Look what I found in the shed at the weekend!
My children are distraught. My wife says she won’t sleep tonight. And I’m thrilled to bits! It’s Britain’s most venomous spider and we’ve got one living in the shed!
Or maybe there’s more than one! Wah-hah-hah…
Steatoda Nobilis. The ‘Noble False Widow’ spider.
First recorded in Torbay in 1879, it’s not a native to our shores and probably arrived from Madeira or the Canary Islands in a box of Victorian fruit. For the next 100 years or so it lived quietly on the South Coast – but it’s now on the move! It’s enjoying our mild winters and can now be seen as far ‘north’ as Wales and Lincolnshire.
The species has a fearsome reputation as one of the few British spiders capable of inflicting a painful bite to humans — but is there really anything to be afraid of? Well ‘yes’ you do need to be cautious. The bite is painful (apparently) but no worse than a wasp or bee sting.
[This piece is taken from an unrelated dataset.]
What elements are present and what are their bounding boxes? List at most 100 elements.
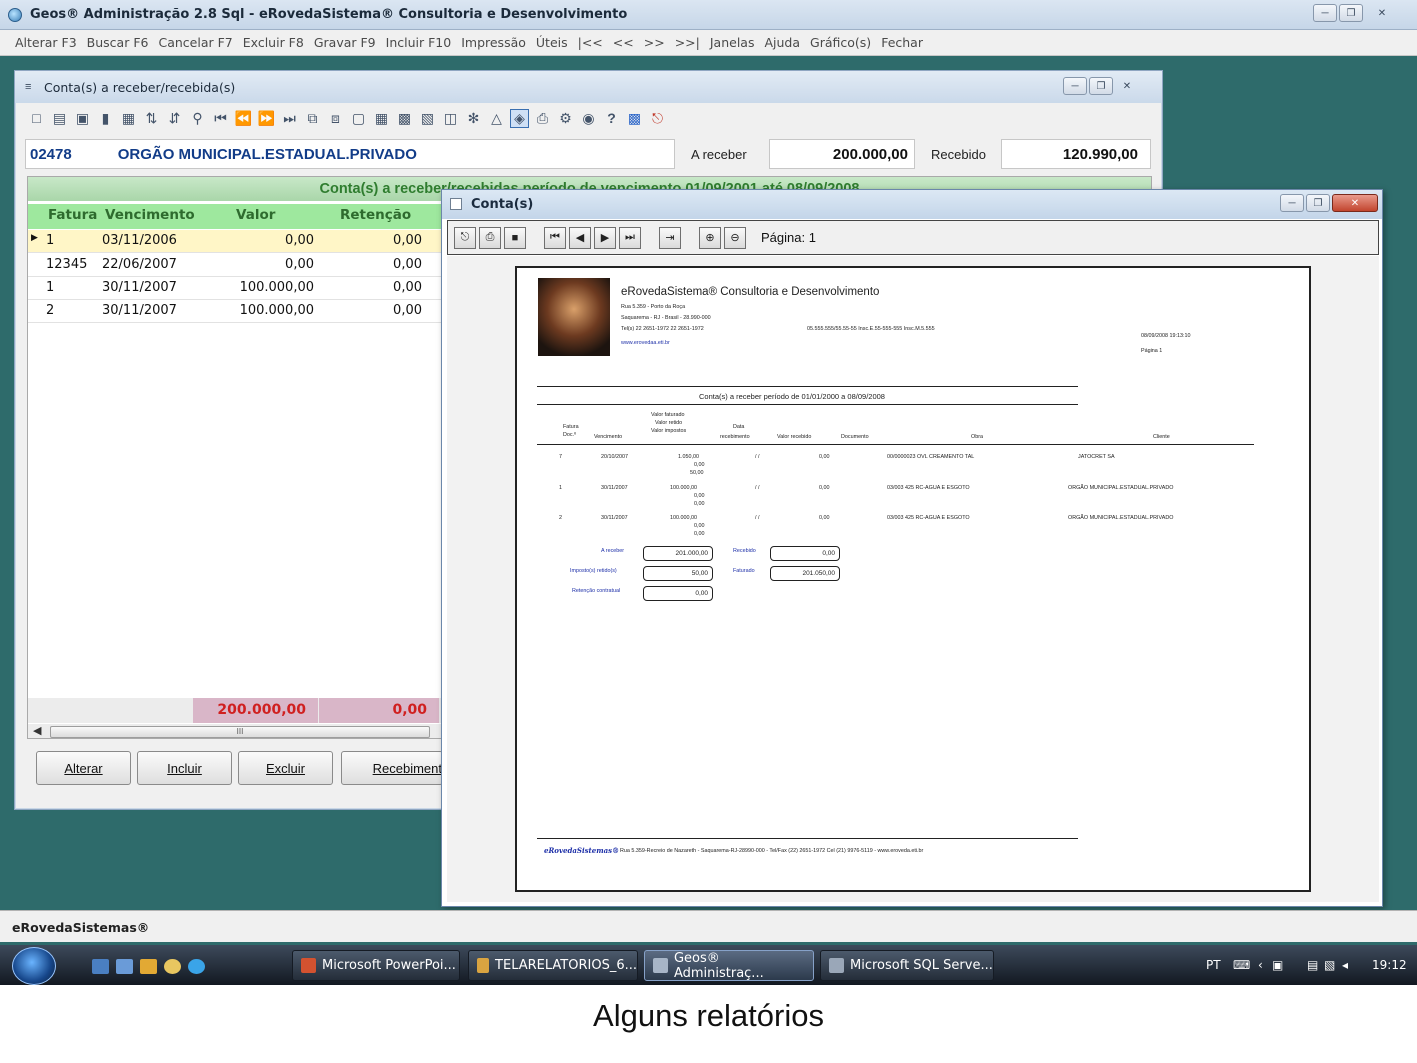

There has been some hysteria in the press about False Widows:
- False widow spider infestation closes two London primary schools
- False widow bite left grandfather fighting for life in hospital
- False widow spider bites footballer Steve Harris
Most bites result in symptoms similar to a bee or wasp sting. False Widows are not normally aggressive towards humans and bites are rare, but if the spiders are caught in clothing, prodded or squashed they may bite. Incidentally the females bites are more severe than the males and typically result in intense pain and a fever. If you plan to get bitten by a False Widow I’d definitely recommend a bite from the male…
On a positive note there have been no reported deaths from False Widows. Yet.